SQLStrings.jl provides the @sql_cmd
macro to allow SQL query strings to be
constructed by normal-looking string interpolation but without risking SQL
formatting errors or SQL injection attacks on your application. For example,
the code
query = "INSERT INTO Students VALUES ('$name', $age, '$class')"
runquery(connection, query);
is vulerable to the canonical SQL injection attack:
Here's how to make this safe using SQLStrings.jl:
query = sql`INSERT INTO Students VALUES ($name, $age, $class)`
runquery(connection, query);
In addition to making the above code safe, it allows the Julia types of interpolated parameters to be preserved and passed to the database driver library which can then marshal them correctly into types it understands. This provides more control than using string interpolation which is for human readability rather than data transfer.
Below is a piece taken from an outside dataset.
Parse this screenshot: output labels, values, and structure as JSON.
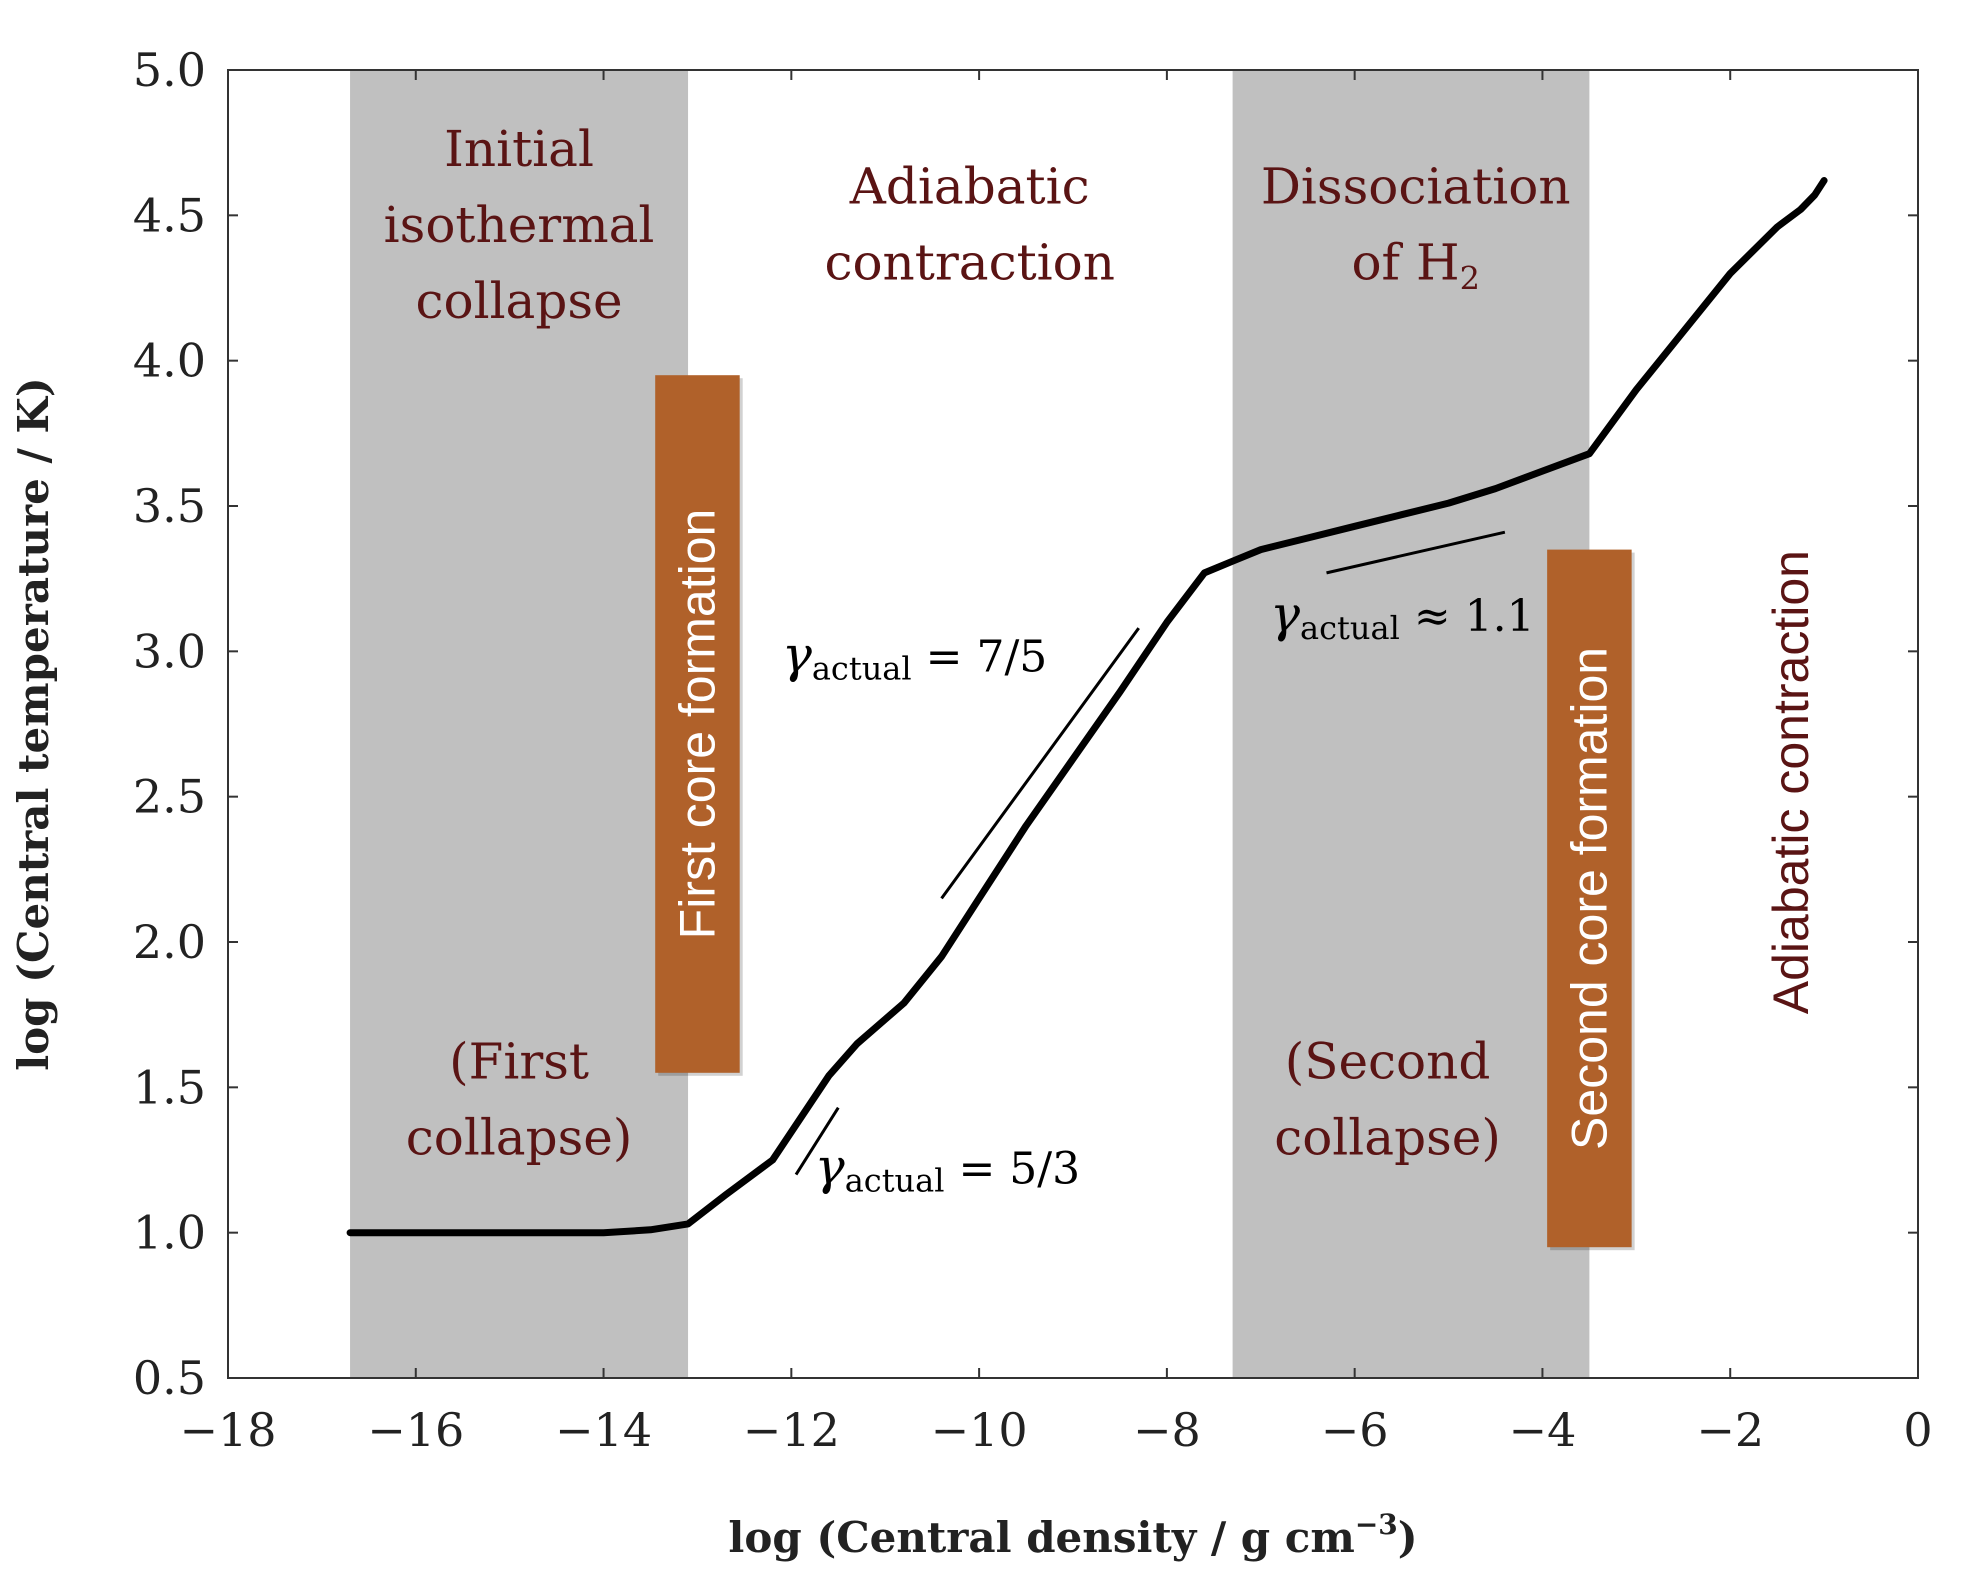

To use with a given database backend, you'll need a small amount of integration
code. In the examples below we'll use with LibPQ.jl and a runquery()
function
(hopefully integration will be automatic in future).
using SQLStrings
import LibPQ
function runquery(conn, sql::SQLStrings.Sql)
query, args = SQLStrings.prepare(sql)
LibPQ.execute(conn, query, args)
end
Creating a table and inserting some values
conn = LibPQ.connection(your_connection_string)
runquery(conn, sql`CREATE TABLE foo (email text, userid integer)`)
for (email,id) in [ ("admin@example.com", 1)
("foo@example.com", 2)]
runquery(conn, sql`INSERT INTO foo VALUES ($email, $id)`)
end
Thence:
julia> runquery(conn, sql`SELECT * FROM foo`) |> DataFrame
2×2 DataFrame
Row │ email userid
│ String? Int32?
─────┼───────────────────────────
1 │ admin@example.com 1
2 │ foo@example.com 2
In some circumstances it can be useful to use splatting syntax to interpolate a Julia collection into a comma-separated list of values. Generally simple scalar parameters should be preferred for simplicity, but splatting can be useful on occasion:
email_and_id = ("bar@example.com", 3)
runquery(conn, sql`INSERT INTO foo VALUES ($(email_and_id...))`)
There's two ways to do this. First, using in
and splatting syntax
julia> ids = (1,2)
runquery(conn, sql`SELECT * FROM foo WHERE userid IN ($(ids...))`) |> DataFrame
2×2 DataFrame
Row │ email userid
│ String? Int32?
─────┼───────────────────────────
1 │ admin@example.com 1
2 │ foo@example.com 2
Second, using the SQL any
operator and simply passing a single SQL array parameter:
julia> ids = [1,2]
runquery(conn, sql`SELECT * FROM foo WHERE userid = any($ids)`) |> DataFrame
2×2 DataFrame
Row │ email userid
│ String? Int32?
─────┼───────────────────────────
1 │ admin@example.com 1
2 │ foo@example.com 2
On occasion you might want to dynamically build up a complicated query from
fragments of SQL source text. To do this, the result of @sql_cmd
can be
interpolated into a larger query as follows.
conn = LibPQ.connection(your_connection_string)
some_condition = true
x = 100
x = 20
# Example of an optional clauses - use empty sql` to disable it.
and_clause = some_condition ? sql`AND y=$y` : sql``
# Interpolation of values produces SQL parameters; interpolating sql`
# fragments adds them to the query.
q = sql`SELECT * FROM table WHERE x=$x $and_clause`
runquery(conn, q)
A word of warning that constructing SQL logic with Julia-level logic can make the code quite hard to understand. It can be worth considering writing one larger SQL query which does more of the logic on the SQL side.
SQLStrings
is a minimal approach to integrating SQL with Julia code in a safe
way — it understands only the basic rules of SQL quoting and Julia string
interpolation, but does no other parsing of the source text. This allows tight
integration with your database of choice by being unopinionated about its
source language and any SQL language extensions it may have.
I've chosen backticks for @sql_cmd
rather than a normal string macro because
- It's important to have syntax highlighting for interpolations, but editors typically disable this within normal string macros.
@sql_cmd
is very conceptually similar to the builtin backticks andBase.Cmd
: it's a lightweight layer which deals only with preserving the structure of tokens in the source text.